Mit einer abendlichen Schlittenabfahrt auf einer beleuchteten Strecke geht dann wieder einmal ein langersehnter Winterurlaub viel zu schnell zu Ende. Vorher genieße ich jedoch bei Kerzenlicht beim lustigen Hüttenwirt Bruno in der urig kleinen Alm Alpestalle geröstete Schlipfkrapfen — eine Osttiroler Spezialität aus Nudelteig mit Kartoffelfüllung, Zwiebeln, Knoblauch und Schnittlauch. Abgerundet wird der Abend mit einem edel gebrannten FelbertauernstraßeZirbenschnaps aus der Schaubrennerei von Heimo Macher hier aus St. Jakob. Und ab geht die Post auf dem Schlitten ins Tal.

 

Wie ich dann am nächsten Morgen gut ausgeschlafen mit meinem Wagen bei der Rückfahrt am leicht verschneiten Südportal des Felbertauerntunnels ankomme und noch einen kurzen Blick auf den Firmenhof werfe, bekommt Harald Holzer gerade wieder seinen LKW mit Salz für die Räumung der Felbertauernstraße geladen.

 

Weitere Informationen:

 

Die einfache Fahrt über die Felbertauernstraße kostet 11 Euro (Motorräder 10 Euro). Wer sich vor Beginn der Reise ein Vorteilsticket beim ADAC besorgt, zahlt für Hin- und Rückfahrt zusammen 20 Euro. Weil bei der Maut kein Unterschied zwischen PKW, Wohnmobil, Campingbus oder Gespann gemacht wird, ist die Route besonders für Camper interessant. Felbertauernstraße AG, Albin-Egger-St. 17, A-9900 Lienz, Tel. 0043/4852 63330, www.felbertauernstrasse.at

Anreise: Die Felbertauernstraße ist von den aktuellen Fahrverboten in Tirol nicht betroffen. Einfach in Kufstein Süd von der Autobahn abfahren und der Beschilderung Richtung Felbertauernstraße folgen. Fahrzeit mit dem Pkw von München bis St. Jakob in Defereggen etwa 3,5 Stunden.

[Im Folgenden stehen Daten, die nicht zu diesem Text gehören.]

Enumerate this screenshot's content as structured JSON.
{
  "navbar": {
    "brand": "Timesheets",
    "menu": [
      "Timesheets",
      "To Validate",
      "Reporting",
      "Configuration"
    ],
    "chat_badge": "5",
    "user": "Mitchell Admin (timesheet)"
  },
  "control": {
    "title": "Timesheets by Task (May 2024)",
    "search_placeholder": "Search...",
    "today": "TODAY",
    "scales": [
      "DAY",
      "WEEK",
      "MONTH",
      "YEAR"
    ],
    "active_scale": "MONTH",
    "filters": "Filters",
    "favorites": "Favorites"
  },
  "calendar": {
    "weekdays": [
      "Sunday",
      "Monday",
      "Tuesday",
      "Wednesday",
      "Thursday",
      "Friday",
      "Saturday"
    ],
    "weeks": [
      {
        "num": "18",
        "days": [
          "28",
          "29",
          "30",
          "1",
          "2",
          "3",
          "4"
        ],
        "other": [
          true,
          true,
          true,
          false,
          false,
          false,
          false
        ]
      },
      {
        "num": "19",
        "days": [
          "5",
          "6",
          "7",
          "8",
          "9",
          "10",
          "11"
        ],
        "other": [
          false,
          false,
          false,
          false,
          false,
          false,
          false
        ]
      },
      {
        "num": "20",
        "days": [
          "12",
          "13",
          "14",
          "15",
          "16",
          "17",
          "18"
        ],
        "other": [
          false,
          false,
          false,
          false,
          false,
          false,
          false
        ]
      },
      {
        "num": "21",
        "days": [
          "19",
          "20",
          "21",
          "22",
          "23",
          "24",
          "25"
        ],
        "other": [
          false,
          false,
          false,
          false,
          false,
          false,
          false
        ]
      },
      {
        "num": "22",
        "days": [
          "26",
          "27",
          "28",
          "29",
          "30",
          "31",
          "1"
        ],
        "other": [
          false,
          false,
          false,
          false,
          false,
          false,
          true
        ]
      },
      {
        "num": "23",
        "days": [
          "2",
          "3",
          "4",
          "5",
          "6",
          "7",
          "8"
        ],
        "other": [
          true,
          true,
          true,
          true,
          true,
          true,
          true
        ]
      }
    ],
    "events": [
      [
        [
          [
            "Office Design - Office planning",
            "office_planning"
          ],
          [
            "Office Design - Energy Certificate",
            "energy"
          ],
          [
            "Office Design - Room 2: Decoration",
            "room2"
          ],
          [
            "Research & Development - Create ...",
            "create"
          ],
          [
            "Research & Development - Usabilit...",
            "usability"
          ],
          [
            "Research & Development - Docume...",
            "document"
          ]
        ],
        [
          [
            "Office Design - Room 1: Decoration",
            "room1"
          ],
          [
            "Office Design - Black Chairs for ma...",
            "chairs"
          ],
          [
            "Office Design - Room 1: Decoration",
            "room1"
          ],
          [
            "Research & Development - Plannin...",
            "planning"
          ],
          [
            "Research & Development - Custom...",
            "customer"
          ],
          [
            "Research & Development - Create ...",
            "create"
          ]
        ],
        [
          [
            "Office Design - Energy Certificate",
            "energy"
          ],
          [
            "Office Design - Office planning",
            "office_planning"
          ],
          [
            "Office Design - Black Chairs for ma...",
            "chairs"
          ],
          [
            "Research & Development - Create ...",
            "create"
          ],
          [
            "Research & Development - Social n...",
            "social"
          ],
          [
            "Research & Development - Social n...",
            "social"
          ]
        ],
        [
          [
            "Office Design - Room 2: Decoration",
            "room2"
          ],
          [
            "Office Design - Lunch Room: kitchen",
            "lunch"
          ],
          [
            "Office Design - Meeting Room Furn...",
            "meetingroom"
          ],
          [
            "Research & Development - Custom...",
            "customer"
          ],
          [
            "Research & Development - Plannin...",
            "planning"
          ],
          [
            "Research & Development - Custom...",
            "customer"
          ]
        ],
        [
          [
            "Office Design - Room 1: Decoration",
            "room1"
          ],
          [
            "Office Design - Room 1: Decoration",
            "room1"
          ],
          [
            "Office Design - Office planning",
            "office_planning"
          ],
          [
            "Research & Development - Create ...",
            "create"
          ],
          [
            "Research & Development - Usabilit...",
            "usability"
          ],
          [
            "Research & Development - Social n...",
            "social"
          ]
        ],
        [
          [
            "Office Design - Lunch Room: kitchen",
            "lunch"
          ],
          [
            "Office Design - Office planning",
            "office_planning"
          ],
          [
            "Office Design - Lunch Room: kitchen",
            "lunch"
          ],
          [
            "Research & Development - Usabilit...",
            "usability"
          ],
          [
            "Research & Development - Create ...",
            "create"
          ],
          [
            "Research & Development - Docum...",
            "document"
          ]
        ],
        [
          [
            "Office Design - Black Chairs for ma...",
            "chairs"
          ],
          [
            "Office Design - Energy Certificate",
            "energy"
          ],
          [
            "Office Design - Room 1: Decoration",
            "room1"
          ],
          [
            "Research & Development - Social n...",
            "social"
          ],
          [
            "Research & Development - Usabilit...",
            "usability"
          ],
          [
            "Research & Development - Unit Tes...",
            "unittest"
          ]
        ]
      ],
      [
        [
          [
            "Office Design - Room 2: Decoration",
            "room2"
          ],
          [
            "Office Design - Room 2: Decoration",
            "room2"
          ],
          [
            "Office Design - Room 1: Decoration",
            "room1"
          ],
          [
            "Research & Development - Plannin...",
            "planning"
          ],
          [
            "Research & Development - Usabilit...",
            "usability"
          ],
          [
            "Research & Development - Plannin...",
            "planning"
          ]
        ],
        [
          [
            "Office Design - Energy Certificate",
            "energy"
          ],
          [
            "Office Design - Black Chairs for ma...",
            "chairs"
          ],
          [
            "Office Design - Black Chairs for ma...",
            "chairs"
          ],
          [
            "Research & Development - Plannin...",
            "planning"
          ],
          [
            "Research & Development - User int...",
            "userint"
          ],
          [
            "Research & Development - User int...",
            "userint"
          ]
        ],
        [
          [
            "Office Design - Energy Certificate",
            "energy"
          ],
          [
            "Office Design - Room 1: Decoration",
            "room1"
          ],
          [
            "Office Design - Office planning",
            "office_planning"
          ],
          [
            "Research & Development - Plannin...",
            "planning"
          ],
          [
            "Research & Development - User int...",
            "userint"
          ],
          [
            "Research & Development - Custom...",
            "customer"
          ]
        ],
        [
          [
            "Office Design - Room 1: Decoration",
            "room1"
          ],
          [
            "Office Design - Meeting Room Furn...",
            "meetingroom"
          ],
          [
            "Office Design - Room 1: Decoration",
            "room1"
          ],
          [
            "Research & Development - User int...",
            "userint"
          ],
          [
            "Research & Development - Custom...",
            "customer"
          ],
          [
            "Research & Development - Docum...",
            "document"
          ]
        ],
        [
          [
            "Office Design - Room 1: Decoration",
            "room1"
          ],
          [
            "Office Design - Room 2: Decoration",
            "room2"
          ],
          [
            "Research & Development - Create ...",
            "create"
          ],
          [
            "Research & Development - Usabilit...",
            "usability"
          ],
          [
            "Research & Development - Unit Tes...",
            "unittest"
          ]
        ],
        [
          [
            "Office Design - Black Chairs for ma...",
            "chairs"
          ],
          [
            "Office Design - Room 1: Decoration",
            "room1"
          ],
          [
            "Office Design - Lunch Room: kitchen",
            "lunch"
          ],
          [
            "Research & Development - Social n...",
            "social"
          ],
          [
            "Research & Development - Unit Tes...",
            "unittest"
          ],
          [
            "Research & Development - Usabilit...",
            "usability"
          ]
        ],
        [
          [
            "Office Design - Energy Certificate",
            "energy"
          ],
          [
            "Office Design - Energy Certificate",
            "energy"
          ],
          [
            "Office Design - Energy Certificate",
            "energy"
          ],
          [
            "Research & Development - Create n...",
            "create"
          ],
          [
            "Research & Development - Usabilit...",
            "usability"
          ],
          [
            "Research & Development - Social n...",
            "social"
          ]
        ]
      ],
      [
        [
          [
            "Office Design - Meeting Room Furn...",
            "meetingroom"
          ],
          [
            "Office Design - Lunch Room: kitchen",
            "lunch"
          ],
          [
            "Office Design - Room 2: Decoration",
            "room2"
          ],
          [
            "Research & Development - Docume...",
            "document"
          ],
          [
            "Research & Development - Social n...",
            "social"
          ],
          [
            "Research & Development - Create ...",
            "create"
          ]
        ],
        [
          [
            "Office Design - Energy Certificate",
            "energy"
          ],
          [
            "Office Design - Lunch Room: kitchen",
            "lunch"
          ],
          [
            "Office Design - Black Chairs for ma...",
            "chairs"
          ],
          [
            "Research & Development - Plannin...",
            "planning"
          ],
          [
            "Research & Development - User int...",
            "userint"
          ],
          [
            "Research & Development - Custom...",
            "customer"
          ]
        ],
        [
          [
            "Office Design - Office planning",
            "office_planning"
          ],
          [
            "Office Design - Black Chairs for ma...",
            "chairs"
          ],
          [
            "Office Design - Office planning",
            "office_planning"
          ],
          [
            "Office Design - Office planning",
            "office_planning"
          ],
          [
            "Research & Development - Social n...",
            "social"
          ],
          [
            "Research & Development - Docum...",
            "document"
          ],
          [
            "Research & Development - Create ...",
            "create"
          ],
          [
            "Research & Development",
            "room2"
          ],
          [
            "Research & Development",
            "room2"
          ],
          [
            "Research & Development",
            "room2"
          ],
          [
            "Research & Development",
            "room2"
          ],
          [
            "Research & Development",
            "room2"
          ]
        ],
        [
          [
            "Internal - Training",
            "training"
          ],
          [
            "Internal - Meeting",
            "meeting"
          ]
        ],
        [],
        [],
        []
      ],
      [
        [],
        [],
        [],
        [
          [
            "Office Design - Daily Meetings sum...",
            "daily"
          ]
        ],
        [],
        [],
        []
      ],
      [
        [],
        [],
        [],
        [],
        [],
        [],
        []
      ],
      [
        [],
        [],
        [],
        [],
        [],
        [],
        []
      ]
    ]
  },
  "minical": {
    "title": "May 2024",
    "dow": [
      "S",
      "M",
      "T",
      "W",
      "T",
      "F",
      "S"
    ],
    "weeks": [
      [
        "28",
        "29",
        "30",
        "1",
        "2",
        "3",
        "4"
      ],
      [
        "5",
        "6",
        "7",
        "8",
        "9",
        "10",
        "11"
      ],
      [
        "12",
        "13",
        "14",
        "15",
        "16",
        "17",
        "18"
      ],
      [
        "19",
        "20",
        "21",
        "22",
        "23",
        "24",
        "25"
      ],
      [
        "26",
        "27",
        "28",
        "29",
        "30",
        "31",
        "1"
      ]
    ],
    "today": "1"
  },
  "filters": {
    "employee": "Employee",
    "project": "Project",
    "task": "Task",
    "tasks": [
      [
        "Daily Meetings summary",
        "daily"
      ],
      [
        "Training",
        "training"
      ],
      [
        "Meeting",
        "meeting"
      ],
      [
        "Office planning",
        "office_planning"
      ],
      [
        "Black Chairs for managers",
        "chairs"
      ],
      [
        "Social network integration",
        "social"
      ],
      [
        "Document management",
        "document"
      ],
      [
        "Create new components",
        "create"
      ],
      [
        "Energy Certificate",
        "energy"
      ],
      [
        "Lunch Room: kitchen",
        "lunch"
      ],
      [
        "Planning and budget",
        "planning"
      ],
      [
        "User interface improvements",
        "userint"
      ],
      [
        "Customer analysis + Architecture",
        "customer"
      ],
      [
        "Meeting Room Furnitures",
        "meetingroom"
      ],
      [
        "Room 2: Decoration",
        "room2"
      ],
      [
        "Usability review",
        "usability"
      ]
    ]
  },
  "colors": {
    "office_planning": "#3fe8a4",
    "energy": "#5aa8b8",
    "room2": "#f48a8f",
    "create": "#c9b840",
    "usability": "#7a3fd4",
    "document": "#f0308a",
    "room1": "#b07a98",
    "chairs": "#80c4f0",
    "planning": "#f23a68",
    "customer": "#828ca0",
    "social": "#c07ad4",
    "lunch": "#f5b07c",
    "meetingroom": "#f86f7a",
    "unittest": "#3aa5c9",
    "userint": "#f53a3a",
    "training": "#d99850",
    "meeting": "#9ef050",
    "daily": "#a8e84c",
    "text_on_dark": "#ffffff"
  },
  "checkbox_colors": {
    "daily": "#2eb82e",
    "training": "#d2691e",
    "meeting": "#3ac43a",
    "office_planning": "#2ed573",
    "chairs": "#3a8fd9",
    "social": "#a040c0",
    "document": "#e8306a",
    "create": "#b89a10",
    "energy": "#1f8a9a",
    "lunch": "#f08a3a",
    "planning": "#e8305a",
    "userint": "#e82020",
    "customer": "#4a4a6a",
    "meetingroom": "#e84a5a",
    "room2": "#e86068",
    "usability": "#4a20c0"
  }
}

Unterkunft: Hotel Jesacherhof, Außerrotte 37, A-9963 St. Jakob in Defereggen, bis 29.02.20 174,00 Euro pro Person und Tag (1167 Euro pro Woche) einschließlich Frühstück, Nachmittagskuchen und 5-Gänge-Abendmenü, Tel. 0043/48735333, www.jesacherhof.at

Skipass: Gültig am Großglockner Resort Kals/Matrei, Skizentrum Hochpustertal/Sillian, Skizentrum St. Jakob im Defereggental, Lienzer Bergbahnen, Obertillacher Bergbahnen, Kartitscher Liftgesellschaft: Winter Hauptsaison bis 14.03.2020, 6 Tage für Erwachsene 250 Euro, Kinder 125 Euro. Tageskarte für Erwachsene 49 Euro, Kinder 24,50 Euro.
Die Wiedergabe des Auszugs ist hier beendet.